[Entretien] Retraites « Ne pas punir les Français qui travaillent dur »

Aurélien Pradié est candidat pour présider Les Républicains dans le cadre du congrès du parti, début décembre. Le député du Lot fait campagne sur le non-recul de l’âge légal de la retraite. Il considère que LR a perdu le peuple et que sa seule chance pour ne pas disparaître, est de le reconquérir.

Vous refusez la retraite à 65 ans contrairement à votre parti. Est-ce le meilleur moyen de gagner la présidence LR ?


J’ai des convictions et je les assume. La clarté et l’honnêteté payent toujours en politique. Nous sommes de plus en plus nombreux à dire qu’il est temps de se remettre en question. Nous perdons les élections nationales depuis dix ans car nous ne parlons plus aux Français modestes qui font tourner le pays. Ce qui serait irresponsable c’est de ne pas poser les questions difficiles. De continuer comme avant. Et de disparaître.

Comment parler à ces Français modestes qui travaillent ?


En respectant le travail laborieux et en ne cherchant plus à punir injustement les Français qui travaillent le plus dur. Le report de l’âge légal est devenu une obsession, qui nous coupe de la France populaire qui sait ce qu’est l’effort, des artisans, des ouvriers, des caissières, etc.

Donc pas d’âge légal ?


Le recul de l’âge légal de la retraite est devenu un pseudo-totem de courage politique. La médaille de réformateur politique ne s’achète pas en tapant sur ceux qui travaillent le plus. Celui qui a commencé à travailler tôt doit finir tôt. Celui qui a commencé à travailler plus tard, dont les revenus sont généralement plus élevés et les métiers moins pénibles, doit partir plus tard. C’est une position claire, efficace et juste.

La seule possibilité d’équilibrer les retraites n’est donc pas le report de l’âge légal ?


Non. Je veux dégonfler ce mythe. Le report de l’âge légal à 65 ans permettrait, dit-on, un gain de 20 milliards d’euros d’ici à 2030. Or, un Français sur dix termine les neuf dernières années de sa vie de travail en invalidité. Donc mettre la retraite à 65 ans est hypocrite : dans la loi, on fera travailler plus longtemps les Français et dans les faits, ce sera l’assurance maladie qui financera car beaucoup ne pourront plus travailler jusqu’à cet âge.
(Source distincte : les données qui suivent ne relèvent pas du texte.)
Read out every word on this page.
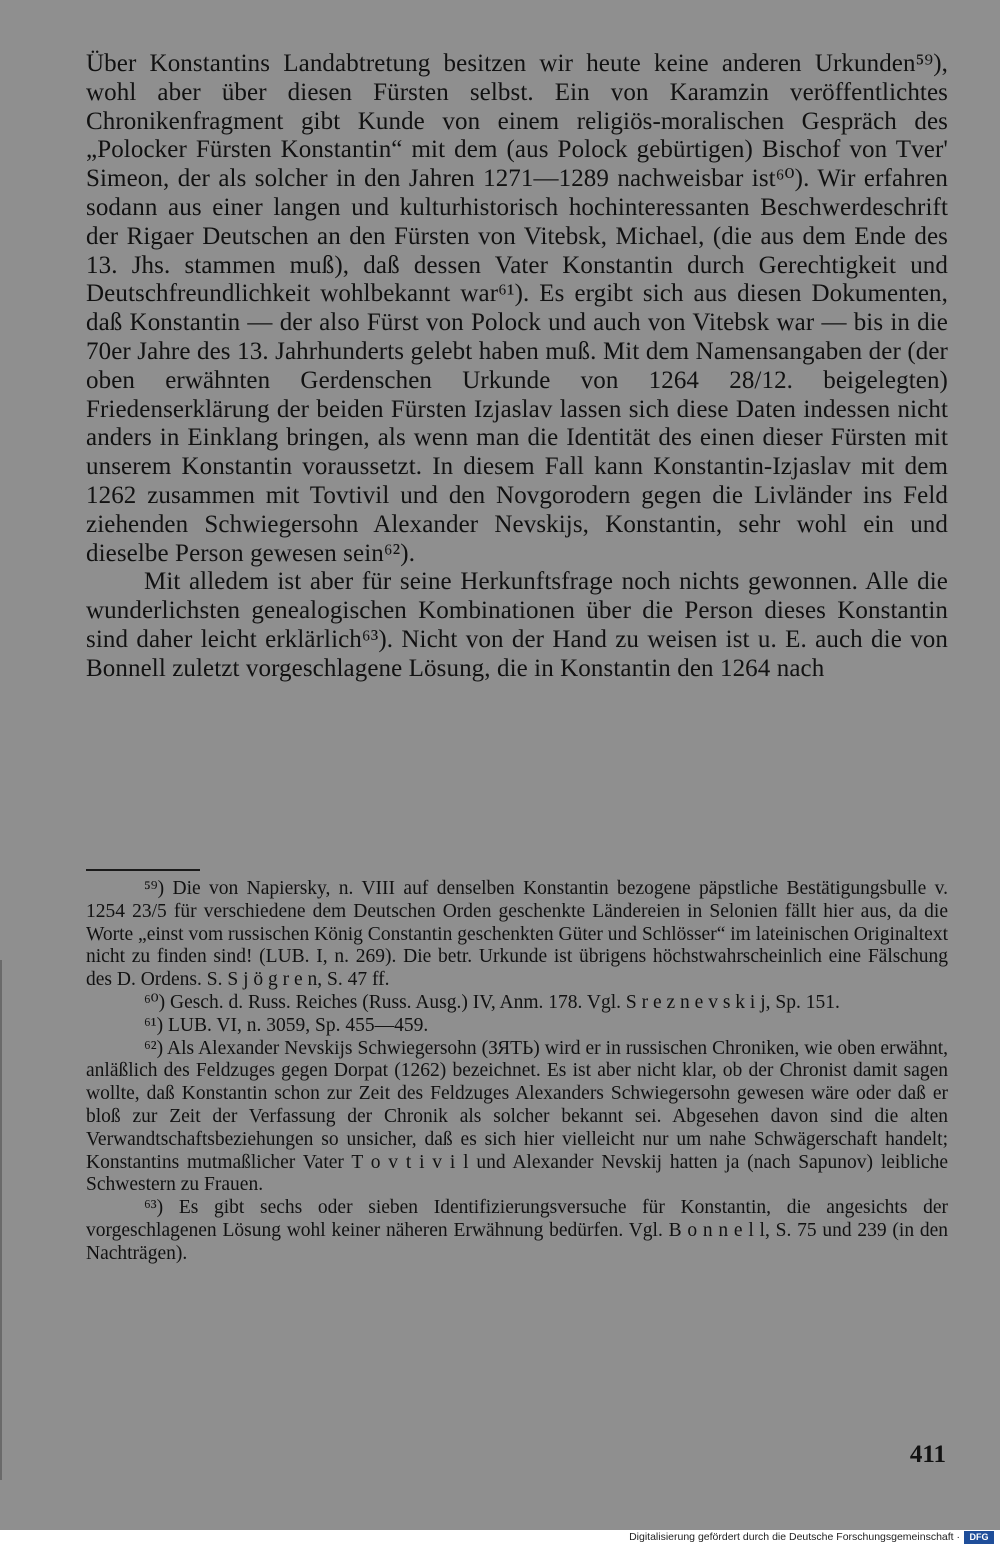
Über Konstantins Landabtretung besitzen wir heute keine anderen Urkunden⁵⁹), wohl aber über diesen Fürsten selbst. Ein von Karamzin veröffentlichtes Chronikenfragment gibt Kunde von einem religiös-moralischen Gespräch des „Polocker Fürsten Konstantin“ mit dem (aus Polock gebürtigen) Bischof von Tver' Simeon, der als solcher in den Jahren 1271—1289 nachweisbar ist⁶⁰). Wir erfahren sodann aus einer langen und kulturhistorisch hochinteressanten Beschwerdeschrift der Rigaer Deutschen an den Fürsten von Vitebsk, Michael, (die aus dem Ende des 13. Jhs. stammen muß), daß dessen Vater Konstantin durch Gerechtigkeit und Deutschfreundlichkeit wohlbekannt war⁶¹). Es ergibt sich aus diesen Dokumenten, daß Konstantin — der also Fürst von Polock und auch von Vitebsk war — bis in die 70er Jahre des 13. Jahrhunderts gelebt haben muß. Mit dem Namensangaben der (der oben erwähnten Gerdenschen Urkunde von 1264 28/12. beigelegten) Friedenserklärung der beiden Fürsten Izjaslav lassen sich diese Daten indessen nicht anders in Einklang bringen, als wenn man die Identität des einen dieser Fürsten mit unserem Konstantin voraussetzt. In diesem Fall kann Konstantin-Izjaslav mit dem 1262 zusammen mit Tovtivil und den Novgorodern gegen die Livländer ins Feld ziehenden Schwiegersohn Alexander Nevskijs, Konstantin, sehr wohl ein und dieselbe Person gewesen sein⁶²).

Mit alledem ist aber für seine Herkunftsfrage noch nichts gewonnen. Alle die wunderlichsten genealogischen Kombinationen über die Person dieses Konstantin sind daher leicht erklärlich⁶³). Nicht von der Hand zu weisen ist u. E. auch die von Bonnell zuletzt vorgeschlagene Lösung, die in Konstantin den 1264 nach

⁵⁹) Die von Napiersky, n. VIII auf denselben Konstantin bezogene päpstliche Bestätigungsbulle v. 1254 23/5 für verschiedene dem Deutschen Orden geschenkte Ländereien in Selonien fällt hier aus, da die Worte „einst vom russischen König Constantin geschenkten Güter und Schlösser“ im lateinischen Originaltext nicht zu finden sind! (LUB. I, n. 269). Die betr. Urkunde ist übrigens höchstwahrscheinlich eine Fälschung des D. Ordens. S. S j ö g r e n, S. 47 ff.

⁶⁰) Gesch. d. Russ. Reiches (Russ. Ausg.) IV, Anm. 178. Vgl. S r e z n e v s k i j, Sp. 151.

⁶¹) LUB. VI, n. 3059, Sp. 455—459.

⁶²) Als Alexander Nevskijs Schwiegersohn (ЗЯТЬ) wird er in russischen Chroniken, wie oben erwähnt, anläßlich des Feldzuges gegen Dorpat (1262) bezeichnet. Es ist aber nicht klar, ob der Chronist damit sagen wollte, daß Konstantin schon zur Zeit des Feldzuges Alexanders Schwiegersohn gewesen wäre oder daß er bloß zur Zeit der Verfassung der Chronik als solcher bekannt sei. Abgesehen davon sind die alten Verwandtschaftsbeziehungen so unsicher, daß es sich hier vielleicht nur um nahe Schwägerschaft handelt; Konstantins mutmaßlicher Vater T o v t i v i l und Alexander Nevskij hatten ja (nach Sapunov) leibliche Schwestern zu Frauen.

⁶³) Es gibt sechs oder sieben Identifizierungsversuche für Konstantin, die angesichts der vorgeschlagenen Lösung wohl keiner näheren Erwähnung bedürfen. Vgl. B o n n e l l, S. 75 und 239 (in den Nachträgen).

411
Digitalisierung gefördert durch die Deutsche Forschungsgemeinschaft ·	DFG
Il faudra débourser autour de 8 milliards pour l’assumer. Si on ajoute les autres mesures sociales, le gain final est plutôt de moins de 10 milliards. Loin des 20 revendiqués...En préférant l’allongement de la durée de cotisation de manière automatique dans le temps, vous permettez un gain équivalent et plus dynamique sur 20 ans.

Combien d’annuités proposez-vous ?


Concrètement, la durée de cotisation pourrait être revue tous les cinq ans si nécessaire, automatiquement, selon trois indicateurs : l’espérance de vie, la croissance économique et le taux d’emploi dans le pays, le niveau de notre déficit public.Nous pouvons travailler plus longtemps sans en passer par l’âge de départ. Le faire en poussant jusqu’à 44 années de cotisations est plus juste et aussi efficace sur du moyen terme. Une réforme des retraites doit se discuter avec les partenaires sociaux… Bien sûr mais le rôle du politique est de fixer le cap. Les représentants des branches professionnelles reçoivent ma proposition positivement, y compris les chefs d’entreprise.

Et les adhérents LR ?


Les adhérents, comme les Français, attendent que la droite tourne des pages. Quand j’explique mon projet, je sens une forme d’espoir. En vérité, beaucoup de nos adhérents se sentent mal à l’aise avec l’idée de faire toujours peser l’effort sur ceux qui travaillent le plus.